Sweet Tooth, Gus de son vrai nom, fait partie de ces enfants hybrides. Il a 10 ans et il est mi-cerf, mi-humain. OK, pause. Je vous sens ici « mi-tigés », mais n’abandonnez pas malgré cet aspect étrange. Donc, en pleine apocalypse, le père de Sweet Tooth l’a élevé dans le parc national de Yellowstone, à l’écart de ce qui reste de civilisation. Sweet Tooth n’a jamais vu ou connu d’autres personnes vivantes que son papa. Ce dernier lui a tout montré.
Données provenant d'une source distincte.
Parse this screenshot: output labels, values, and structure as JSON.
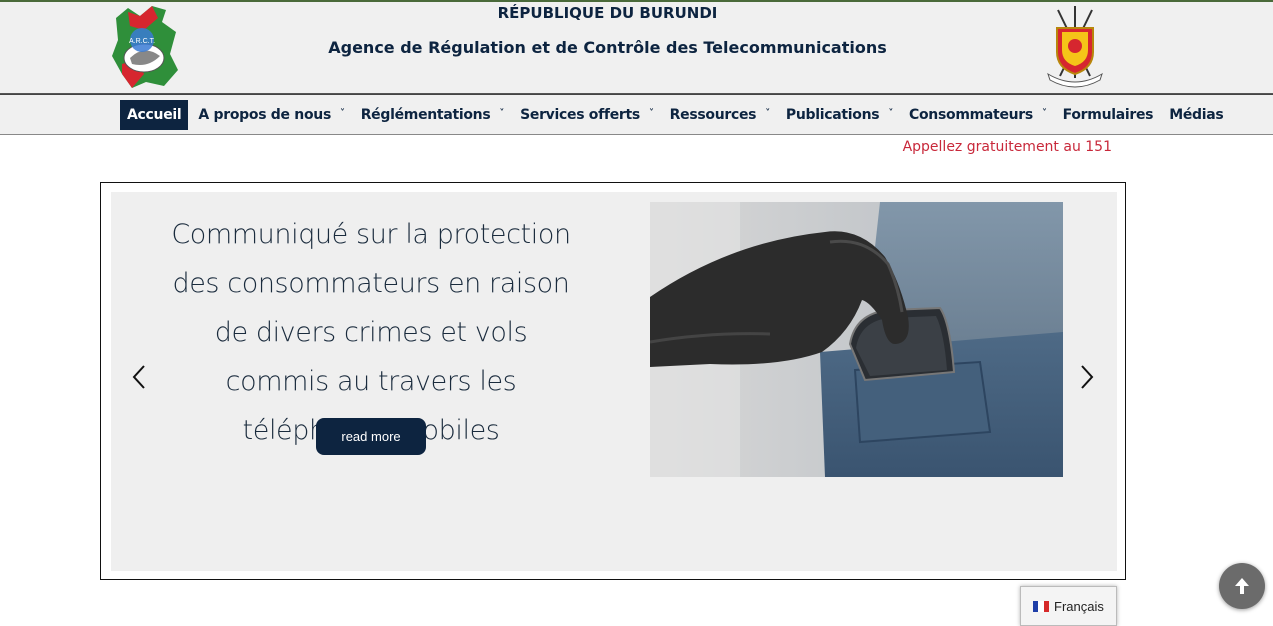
{
  "header": {
    "country": "RÉPUBLIQUE DU BURUNDI",
    "agency": "Agence de Régulation et de Contrôle des Telecommunications",
    "logo_text": "A.R.C.T."
  },
  "nav": {
    "items": [
      {
        "label": "Accueil",
        "dropdown": false,
        "active": true
      },
      {
        "label": "A propos de nous",
        "dropdown": true
      },
      {
        "label": "Réglémentations",
        "dropdown": true
      },
      {
        "label": "Services offerts",
        "dropdown": true
      },
      {
        "label": "Ressources",
        "dropdown": true
      },
      {
        "label": "Publications",
        "dropdown": true
      },
      {
        "label": "Consommateurs",
        "dropdown": true
      },
      {
        "label": "Formulaires",
        "dropdown": false
      },
      {
        "label": "Médias",
        "dropdown": false
      }
    ],
    "chevron": "˅"
  },
  "callfree": "Appellez gratuitement au 151",
  "slider": {
    "title": "Communiqué sur la protection des consommateurs en raison de divers crimes et vols commis au travers les téléphones mobiles",
    "read_more": "read more",
    "prev_icon": "chevron-left-icon",
    "next_icon": "chevron-right-icon"
  },
  "language": {
    "label": "Français",
    "flag": "france-flag-icon"
  },
  "colors": {
    "navy": "#0d2440",
    "accent_red": "#c8283a",
    "header_bg": "#f0f0f0",
    "slide_bg": "#efefef"
  }
}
Quand le paternel meurt, zéro divulgâcheur ici, l’orphelin Sweet Tooth s’entête à retrouver sa mère, qui vivrait au Colorado. Il amorce donc sa quête dans un monde plein de dangers et d’inconnu.
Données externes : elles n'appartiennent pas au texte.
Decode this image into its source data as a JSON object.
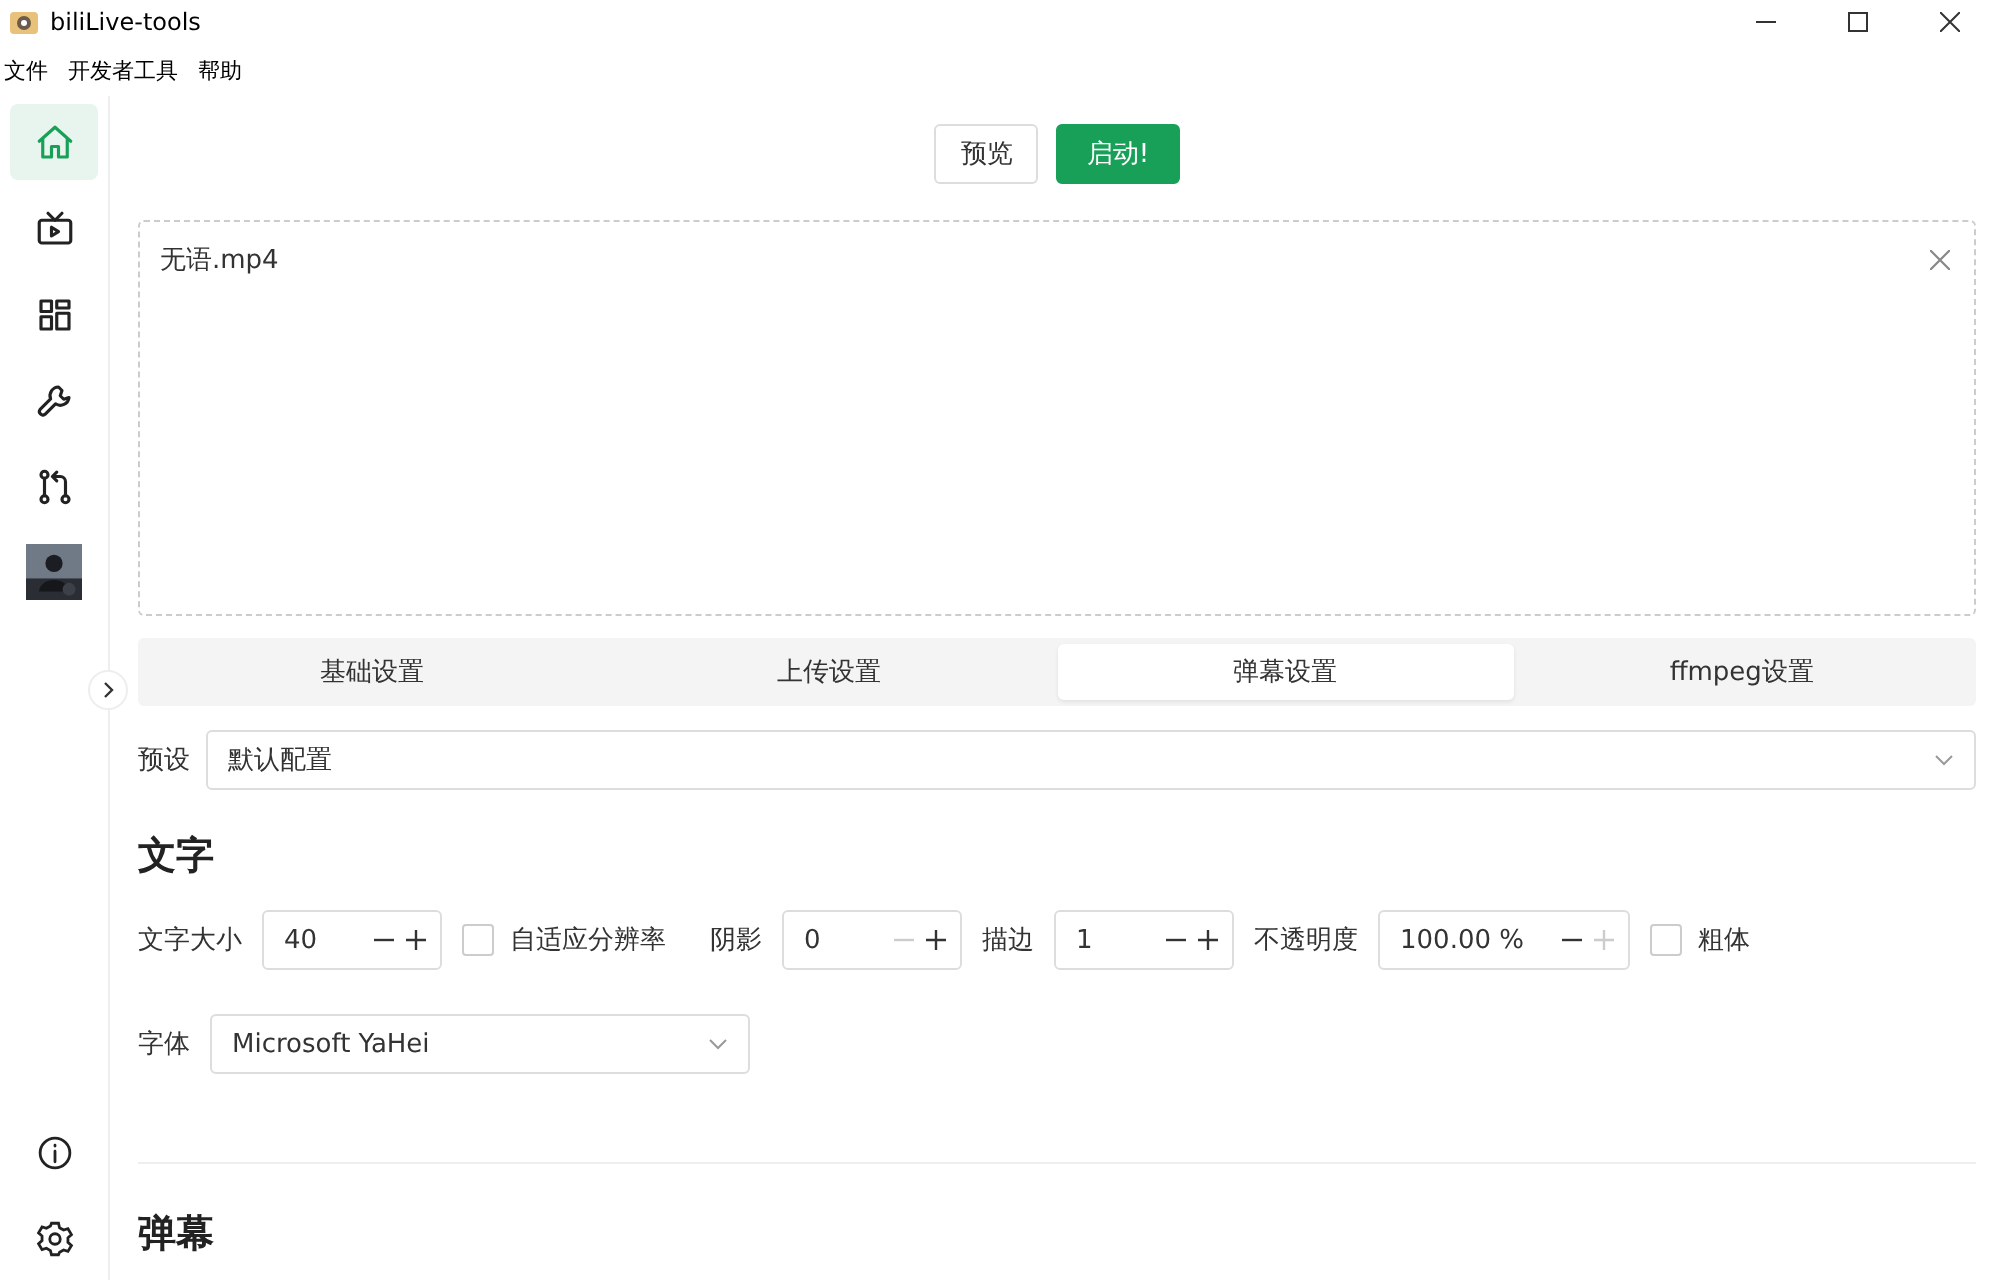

L’espoir, l’enthousiasme et la naïveté de Sweet Tooth détonnent dans cet univers glauque et violent. C’est ce qui rend Sweet Tooth, une sorte de Petit Prince de Saint-Exupéry, si attachant. Ses oreilles poilues bougent contre son gré. Ses bois poussent à mesure qu’il grandit. Et son nez fin détecte toutes les odeurs suspectes.
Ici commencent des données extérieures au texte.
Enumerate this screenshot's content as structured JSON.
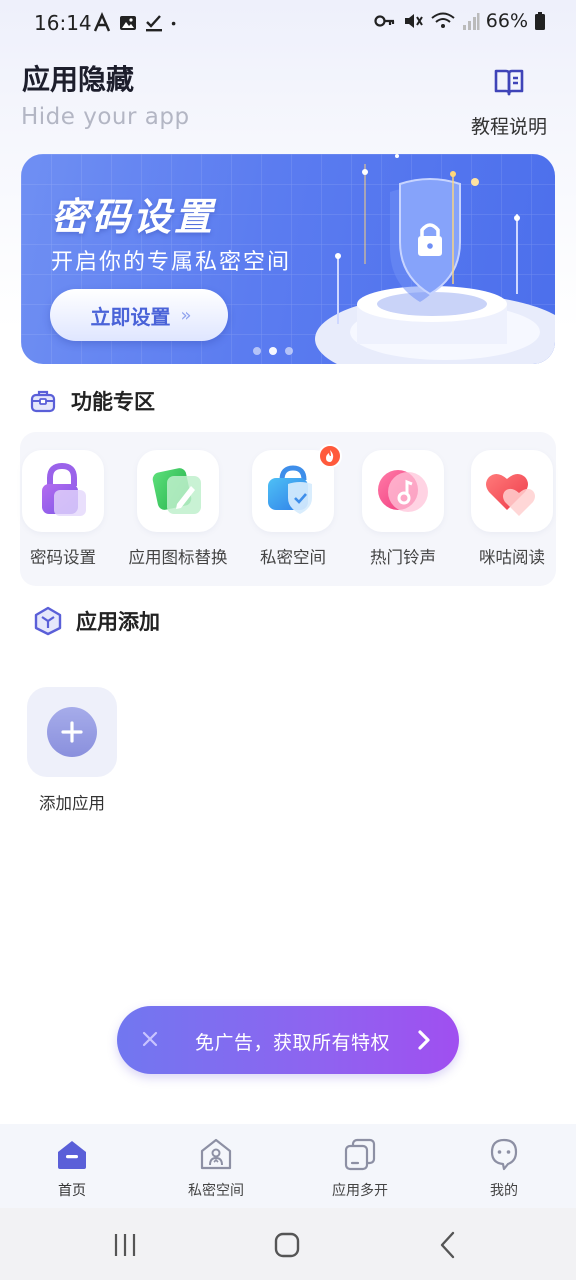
{
  "status_bar": {
    "time": "16:14",
    "battery": "66%"
  },
  "header": {
    "title": "应用隐藏",
    "subtitle": "Hide your app",
    "tutorial_label": "教程说明"
  },
  "banner": {
    "title": "密码设置",
    "subtitle": "开启你的专属私密空间",
    "button_label": "立即设置",
    "button_arrow": "»",
    "active_page": 1,
    "page_count": 3
  },
  "features_section": {
    "title": "功能专区",
    "items": [
      {
        "label": "密码设置",
        "icon": "lock-icon"
      },
      {
        "label": "应用图标替换",
        "icon": "edit-icon"
      },
      {
        "label": "私密空间",
        "icon": "shield-bag-icon",
        "badge": "hot"
      },
      {
        "label": "热门铃声",
        "icon": "music-note-icon"
      },
      {
        "label": "咪咕阅读",
        "icon": "heart-icon"
      }
    ]
  },
  "add_section": {
    "title": "应用添加",
    "add_label": "添加应用"
  },
  "promo": {
    "text": "免广告，获取所有特权"
  },
  "bottom_nav": {
    "items": [
      {
        "label": "首页",
        "icon": "home-icon",
        "active": true
      },
      {
        "label": "私密空间",
        "icon": "private-space-icon",
        "active": false
      },
      {
        "label": "应用多开",
        "icon": "multi-app-icon",
        "active": false
      },
      {
        "label": "我的",
        "icon": "profile-icon",
        "active": false
      }
    ]
  },
  "colors": {
    "accent": "#5a5fd8",
    "banner": "#5b7cf0",
    "promo_start": "#7177f0",
    "promo_end": "#a04ff0"
  }
}
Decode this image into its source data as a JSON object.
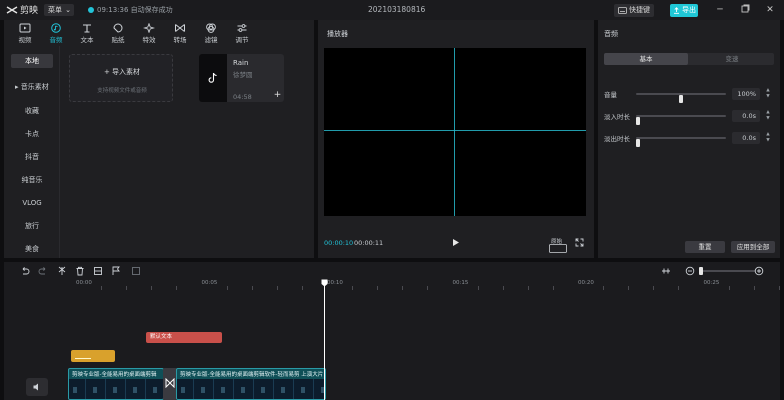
{
  "titlebar": {
    "app_name": "剪映",
    "menu_label": "菜单",
    "save_status": "09:13:36 自动保存成功",
    "project_title": "202103180816",
    "shortcut_label": "快捷键",
    "export_label": "导出"
  },
  "media": {
    "tabs": [
      {
        "label": "视频"
      },
      {
        "label": "音频"
      },
      {
        "label": "文本"
      },
      {
        "label": "贴纸"
      },
      {
        "label": "特效"
      },
      {
        "label": "转场"
      },
      {
        "label": "滤镜"
      },
      {
        "label": "调节"
      }
    ],
    "active_tab": "音频",
    "sidebar": [
      {
        "label": "本地"
      },
      {
        "label": "▸ 音乐素材"
      },
      {
        "label": "收藏"
      },
      {
        "label": "卡点"
      },
      {
        "label": "抖音"
      },
      {
        "label": "纯音乐"
      },
      {
        "label": "VLOG"
      },
      {
        "label": "旅行"
      },
      {
        "label": "美食"
      }
    ],
    "import_label": "+ 导入素材",
    "import_hint": "支持视频文件或音频",
    "music_item": {
      "title": "Rain",
      "artist": "徐梦圆",
      "duration": "04:58"
    }
  },
  "player": {
    "title": "播放器",
    "current_time": "00:00:10",
    "total_time": "00:00:11",
    "ratio_label": "原始"
  },
  "properties": {
    "title": "音频",
    "tab_basic": "基本",
    "tab_speed": "变速",
    "rows": [
      {
        "label": "音量",
        "value": "100%",
        "level": 0.5
      },
      {
        "label": "淡入时长",
        "value": "0.0s",
        "level": 0
      },
      {
        "label": "淡出时长",
        "value": "0.0s",
        "level": 0
      }
    ],
    "reset_label": "重置",
    "apply_all_label": "应用到全部"
  },
  "timeline": {
    "ruler": [
      {
        "label": "00:00",
        "sec": 0
      },
      {
        "label": "00:05",
        "sec": 5
      },
      {
        "label": "00:10",
        "sec": 10
      },
      {
        "label": "00:15",
        "sec": 15
      },
      {
        "label": "00:20",
        "sec": 20
      },
      {
        "label": "00:25",
        "sec": 25
      }
    ],
    "text_clip": "默认文本",
    "video_clip_1": "剪映专业版-全能易用的桌面端剪辑",
    "video_clip_2": "剪映专业版-全能易用的桌面端剪辑软件-轻而易剪 上演大片"
  },
  "colors": {
    "accent": "#22c3d8",
    "text_clip": "#c9504a",
    "sticker_clip": "#d9a12c",
    "video_clip": "#0f4f57"
  }
}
Deux autres histoires plus dramatiques se greffent à celle de notre jeune héros atypique qui raffole du sirop d’érable, d’où son surnom de « Dent Sucrée ». Il y a celle d’un bon médecin qui tente de trouver un vaccin contre le virus pour maintenir en vie sa femme infectée.

Et il y a celle d’une thérapeute qui vit dans un zoo abandonné et qui recueille les enfants hybrides. Car, voyez-vous, une théorie « complotiste » circule, selon laquelle ces gamins spéciaux auraient causé l’apparition du virus H5G9. Une milice dangereuse les traque partout au pays, ce qui rendra périlleuse la mission de Sweet Tooth.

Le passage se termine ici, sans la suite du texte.